Hochul And Adams Launch Task Force Cracking Down on ‘Ghost Cars’

New York City Mayor Eric Adams and New York Governor Kathy Hochul, held a press conference on the Robert F. Kennedy Bridge to announce the launch of a multi-agency city-state task force dedicated to identifying and removing so-called “ghost cars” from New York City streets on Tuesday, March 12, 2024. (Michael Appleton/Mayoral Photography Office)

(New York Daily News/TNS) — City and state authorities have launched a sprawling interagency task force to combat so-called ghost cars carrying missing, modified or counterfeit license plates, Mayor Adams and Gov. Hochul said Tuesday.

An initial operation against ghost cars by the task force on Monday netted 73 car seizures and 282 summons and led to eight arrests, according to authorities.

Ghost cars have been a growing problem in the post-COVID years, and the New York City Police Department has at times been accused of not staging a sufficient effort to take them off the streets.

Adams characterized the ghost autos as menaces to city streets. He said some criminals carry several sets of license plates in their vehicles.

“This initiative is a proactive way of catching them before they do something dangerous,” Adams said at a news conference on Randalls Island.

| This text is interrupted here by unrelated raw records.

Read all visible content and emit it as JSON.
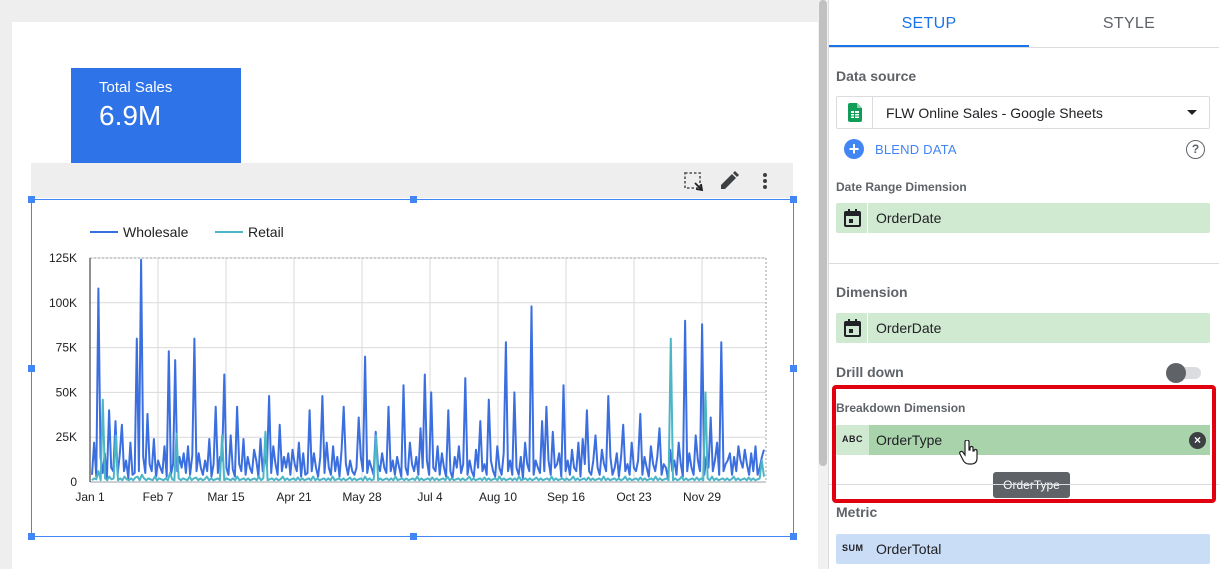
{
  "scorecard": {
    "label": "Total Sales",
    "value": "6.9M"
  },
  "chart_toolbar": {
    "icons": [
      "select-area-icon",
      "pencil-icon",
      "more-vert-icon"
    ]
  },
  "chart_data": {
    "type": "line",
    "title": "",
    "xlabel": "",
    "ylabel": "",
    "ylim": [
      0,
      125000
    ],
    "y_ticks": [
      "0",
      "25K",
      "50K",
      "75K",
      "100K",
      "125K"
    ],
    "x_ticks": [
      "Jan 1",
      "Feb 7",
      "Mar 15",
      "Apr 21",
      "May 28",
      "Jul 4",
      "Aug 10",
      "Sep 16",
      "Oct 23",
      "Nov 29"
    ],
    "legend_position": "top-left",
    "grid": true,
    "series": [
      {
        "name": "Wholesale",
        "color": "#3b6fe0",
        "values": [
          4000,
          22000,
          3000,
          108000,
          14000,
          5000,
          16000,
          2000,
          40000,
          8000,
          6000,
          34000,
          4000,
          15000,
          32000,
          6000,
          12000,
          2000,
          22000,
          4000,
          5000,
          80000,
          6000,
          124000,
          14000,
          5000,
          38000,
          10000,
          6000,
          24000,
          3000,
          12000,
          8000,
          5000,
          20000,
          3000,
          73000,
          4000,
          10000,
          68000,
          6000,
          14000,
          8000,
          16000,
          5000,
          20000,
          4000,
          15000,
          80000,
          6000,
          16000,
          8000,
          4000,
          12000,
          6000,
          24000,
          3000,
          10000,
          42000,
          5000,
          14000,
          12000,
          60000,
          8000,
          4000,
          26000,
          7000,
          3000,
          42000,
          10000,
          6000,
          24000,
          4000,
          14000,
          8000,
          5000,
          18000,
          12000,
          3000,
          24000,
          6000,
          16000,
          8000,
          48000,
          5000,
          20000,
          10000,
          4000,
          32000,
          6000,
          14000,
          8000,
          16000,
          4000,
          18000,
          10000,
          6000,
          22000,
          3000,
          16000,
          4000,
          5000,
          40000,
          6000,
          16000,
          8000,
          3000,
          14000,
          48000,
          5000,
          22000,
          8000,
          4000,
          20000,
          6000,
          14000,
          3000,
          18000,
          42000,
          10000,
          4000,
          12000,
          6000,
          4000,
          8000,
          36000,
          14000,
          6000,
          70000,
          5000,
          12000,
          8000,
          4000,
          28000,
          10000,
          6000,
          16000,
          8000,
          5000,
          42000,
          6000,
          12000,
          4000,
          14000,
          8000,
          3000,
          54000,
          8000,
          4000,
          22000,
          10000,
          6000,
          14000,
          4000,
          30000,
          8000,
          60000,
          12000,
          4000,
          50000,
          8000,
          6000,
          20000,
          4000,
          16000,
          8000,
          3000,
          40000,
          6000,
          2000,
          14000,
          8000,
          20000,
          5000,
          10000,
          58000,
          4000,
          12000,
          6000,
          3000,
          18000,
          8000,
          34000,
          6000,
          10000,
          4000,
          46000,
          12000,
          6000,
          3000,
          20000,
          8000,
          4000,
          16000,
          78000,
          6000,
          12000,
          4000,
          50000,
          8000,
          4000,
          14000,
          2000,
          22000,
          10000,
          6000,
          98000,
          4000,
          12000,
          8000,
          5000,
          34000,
          6000,
          42000,
          12000,
          4000,
          28000,
          8000,
          10000,
          16000,
          3000,
          54000,
          6000,
          12000,
          4000,
          18000,
          8000,
          6000,
          22000,
          3000,
          24000,
          10000,
          40000,
          6000,
          4000,
          12000,
          26000,
          8000,
          4000,
          18000,
          10000,
          6000,
          48000,
          14000,
          4000,
          8000,
          16000,
          3000,
          14000,
          32000,
          6000,
          10000,
          4000,
          22000,
          8000,
          6000,
          12000,
          38000,
          4000,
          14000,
          8000,
          3000,
          20000,
          10000,
          6000,
          14000,
          30000,
          4000,
          10000,
          8000,
          2000,
          18000,
          6000,
          12000,
          4000,
          22000,
          10000,
          3000,
          90000,
          6000,
          16000,
          8000,
          4000,
          26000,
          12000,
          6000,
          88000,
          4000,
          14000,
          8000,
          36000,
          6000,
          12000,
          22000,
          4000,
          78000,
          6000,
          10000,
          12000,
          16000,
          4000,
          14000,
          6000,
          20000,
          12000,
          8000,
          18000,
          10000,
          4000,
          16000,
          6000,
          20000,
          4000,
          8000,
          14000,
          18000
        ],
        "note_unused": ""
      },
      {
        "name": "Retail",
        "color": "#4db6c6",
        "values": [
          1000,
          2000,
          1500,
          6000,
          1000,
          46000,
          2000,
          1000,
          3000,
          1500,
          2000,
          26000,
          1000,
          2000,
          1000,
          3000,
          1500,
          1000,
          2000,
          1000,
          2500,
          3000,
          1000,
          4000,
          2000,
          1000,
          2000,
          1500,
          1000,
          3000,
          1000,
          2000,
          1500,
          1000,
          2000,
          1000,
          5000,
          1500,
          1000,
          27000,
          2000,
          1000,
          2000,
          1500,
          1000,
          3000,
          1000,
          2000,
          2500,
          1000,
          2000,
          1000,
          1500,
          3000,
          1000,
          2000,
          1000,
          1500,
          2000,
          1000,
          26000,
          1000,
          2000,
          1500,
          1000,
          2000,
          1000,
          3000,
          1000,
          1500,
          2000,
          1000,
          2000,
          1000,
          1500,
          2000,
          1000,
          3000,
          1000,
          2000,
          28000,
          1000,
          1500,
          2000,
          1000,
          2000,
          1000,
          1500,
          3000,
          1000,
          2000,
          1000,
          1500,
          2000,
          1000,
          2500,
          1000,
          2000,
          1000,
          1500,
          2000,
          1000,
          3000,
          1000,
          2000,
          1000,
          1500,
          2000,
          1000,
          2000,
          1000,
          3000,
          1000,
          1500,
          2000,
          1000,
          2000,
          1000,
          1500,
          2500,
          1000,
          2000,
          1000,
          1500,
          2000,
          1000,
          3000,
          1000,
          2000,
          1000,
          1500,
          26000,
          1000,
          2000,
          1000,
          1500,
          2000,
          1000,
          2000,
          1000,
          3000,
          1000,
          1500,
          2000,
          1000,
          2000,
          1000,
          1500,
          2000,
          1000,
          3000,
          1000,
          2000,
          1000,
          1500,
          2000,
          1000,
          2500,
          1000,
          2000,
          1000,
          1500,
          2000,
          1000,
          3000,
          1000,
          2000,
          1000,
          1500,
          2000,
          1000,
          2000,
          1000,
          1500,
          3000,
          1000,
          2000,
          1000,
          1500,
          2000,
          1000,
          2500,
          1000,
          2000,
          1000,
          1500,
          2000,
          1000,
          3000,
          1000,
          2000,
          1000,
          1500,
          2000,
          1000,
          2000,
          1000,
          3000,
          1000,
          1500,
          2000,
          1000,
          2000,
          1000,
          1500,
          2500,
          1000,
          2000,
          1000,
          1500,
          2000,
          1000,
          3000,
          1000,
          2000,
          1000,
          1500,
          2000,
          1000,
          2000,
          1000,
          1500,
          3000,
          1000,
          2000,
          1000,
          1500,
          2000,
          1000,
          2500,
          1000,
          2000,
          1000,
          1500,
          2000,
          1000,
          3000,
          1000,
          2000,
          1000,
          1500,
          2000,
          1000,
          2000,
          1000,
          1500,
          3000,
          1000,
          2000,
          1000,
          1500,
          2000,
          1000,
          2500,
          1000,
          2000,
          1000,
          1500,
          2000,
          1000,
          3000,
          1000,
          2000,
          1000,
          1500,
          2000,
          1000,
          80000,
          1000,
          2000,
          1000,
          1500,
          3000,
          1000,
          2000,
          1000,
          1500,
          2000,
          1000,
          2500,
          1000,
          2000,
          1000,
          50000,
          2000,
          1000,
          3000,
          1000,
          2000,
          1000,
          1500,
          2000,
          1000,
          2000,
          1000,
          1500,
          3000,
          1000,
          2000,
          1000,
          1500,
          2000,
          1000,
          2500,
          1000,
          2000,
          1000,
          1500,
          2000,
          12000,
          3000
        ]
      }
    ]
  },
  "tabs": [
    {
      "label": "SETUP",
      "active": true
    },
    {
      "label": "STYLE",
      "active": false
    }
  ],
  "data_source": {
    "label": "Data source",
    "value": "FLW Online Sales - Google Sheets",
    "icon": "google-sheets-icon",
    "blend_label": "BLEND DATA",
    "help": "?"
  },
  "date_range": {
    "label": "Date Range Dimension",
    "value": "OrderDate",
    "icon": "calendar-icon"
  },
  "dimension": {
    "label": "Dimension",
    "value": "OrderDate",
    "icon": "calendar-icon"
  },
  "drill_down": {
    "label": "Drill down",
    "enabled": false
  },
  "breakdown": {
    "label": "Breakdown Dimension",
    "tag": "ABC",
    "value": "OrderType",
    "tooltip": "OrderType"
  },
  "metric": {
    "label": "Metric",
    "tag": "SUM",
    "value": "OrderTotal"
  },
  "colors": {
    "accent": "#1a73e8",
    "scorecard": "#2f73e8",
    "dim_chip": "#d0e9d1",
    "metric_chip": "#c9ddf7",
    "highlight": "#e0000f"
  }
}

The interagency effort could give officials more tools to fight the challenge — and to reap money lost when the ghost cars pass through tolls undetected.

The far-reaching enforcement action on Monday spanned a battery of agencies — the city Police Department, the city Sheriff’s Office, the Metropolitan Transportation Authority, the State Police, the state Department of Motor Vehicles, and the Port Authority of New York and New Jersey — according to Hochul’s office.

License plate coverings and fake or fraudulent plates led to more than $46 million in lost toll revenue for the MTA in 2022, according to a fare evasion report published by the agency last year.

And in December, 44 cars — linked to nearly $1 million in unpaid tolls and fines — were impounded in a toll enforcement blitz on the Verrazzano-Narrows Bridge, according to officials.

The Port Authority of New York and New Jersey said it logged a 14% overall increase in revenue recovery from toll evaders in 2023 compared with the previous year.